A great football fitness workout to include in your training programme are sled pulls, an exercise that is designed to improve your sprinting prowess. The idea is simple, by sprinting with a chord around your waste attached to a weighted sled, you will build up the strength of your quads and hamstrings, allowing you to fly down the pitch.
If you can learn to run fast with the resistance of the sled dragging behind you, think of the benefits it will reap once you are running unencumbered during a match. You can increase the weight on the sled as you get stronger, while also increasing the number of sets you perform as your speed endurance increases.
Lateral hurdle sprints
Agility is very important, allowing you to compete all over the pitch, dodging tackles, darting past defenders, and tracking nimble forwards. A great footballer workout to improve agility comes in the form of lateral hurdle sprints.
This exercise involves stepping over mini football hurdles with each leg, moving from one side to the other in quick succession. This drill not only helps with speedy footwork but also helps you keep momentum despite obstacles.
Simply place a mini hurdle on either side of your body, lift your right leg and quickly step over the hurdle before bringing your left leg over to join it. Then, move your left leg back over the hurdle to the middle, following with your right leg. Perform this drill in rapid bursts, moving from one hurdle to the next.
Many of the best players possess a great deal of explosive power, helping them to jump higher and accelerate quicker. This isn’t an easy attribute to obtain, and some are more naturally gifted than others, but there is training you can do to improve your explosive power.
Box jumps are a great place to start, as are other plyometric exercises, such as squat thrusts. To perform this drill, place a suitably sized exercise box in front of you and then perform four or five sets of jumps up and down with a hip-wide stance.
As you advance, you can increase the height of the box to provide more of a challenge and further enhance the power in your legs. You can even move onto single-leg box jumps for some variety.

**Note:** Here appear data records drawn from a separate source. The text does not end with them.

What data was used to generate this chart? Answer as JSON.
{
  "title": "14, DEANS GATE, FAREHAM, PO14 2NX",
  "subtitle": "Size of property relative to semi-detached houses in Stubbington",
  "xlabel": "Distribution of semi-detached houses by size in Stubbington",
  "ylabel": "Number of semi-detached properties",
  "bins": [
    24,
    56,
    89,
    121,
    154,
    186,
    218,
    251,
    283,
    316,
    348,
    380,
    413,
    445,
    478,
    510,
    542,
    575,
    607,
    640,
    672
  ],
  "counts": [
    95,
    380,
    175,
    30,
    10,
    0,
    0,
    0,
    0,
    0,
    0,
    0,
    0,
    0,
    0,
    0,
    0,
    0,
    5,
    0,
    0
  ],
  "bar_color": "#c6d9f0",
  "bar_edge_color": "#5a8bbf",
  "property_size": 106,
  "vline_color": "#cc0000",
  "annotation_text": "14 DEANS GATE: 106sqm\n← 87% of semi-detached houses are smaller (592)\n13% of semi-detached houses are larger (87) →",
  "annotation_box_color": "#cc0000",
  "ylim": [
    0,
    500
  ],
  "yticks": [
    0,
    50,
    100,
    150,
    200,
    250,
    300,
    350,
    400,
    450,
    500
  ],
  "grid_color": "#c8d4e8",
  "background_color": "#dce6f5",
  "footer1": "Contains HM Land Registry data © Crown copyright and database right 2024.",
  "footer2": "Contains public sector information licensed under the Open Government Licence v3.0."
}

If you would like to improve your dribbling skills, there is no substitute for the real thing. But you can simulate scenarios on the training field and improve a footballer’s fitness in the process. Slalom runs between obstacles with the ball at your feet is an easy exercise to set up and can be done alone or in groups.
Simply set up a maze of football cones or football poles and dribble the ball as quickly and accurately as you can between them. The more intricate the path, the harder it will become, but the more proficient you get at advanced runs will be to your benefit come match time.
To add an extra endurance angle to the drill, once you reach the end of the run, turn around and go back the other way. Perform the exercise in sets with breaks in between, and you can even time yourself to set a future mark to beat. The idea isn’t to sacrifice ball control for speed but to combine both attributes to take your dribbling to the next level.
Exercises for footballers
- Interval sprints
- Lateral high knees
- Sled pulls
- Lateral hurdle sprints
- Box jumps
- Slalom runs
We hope this guide has been helpful and that you attempt to incorporate a few of these workouts into your football fitness training.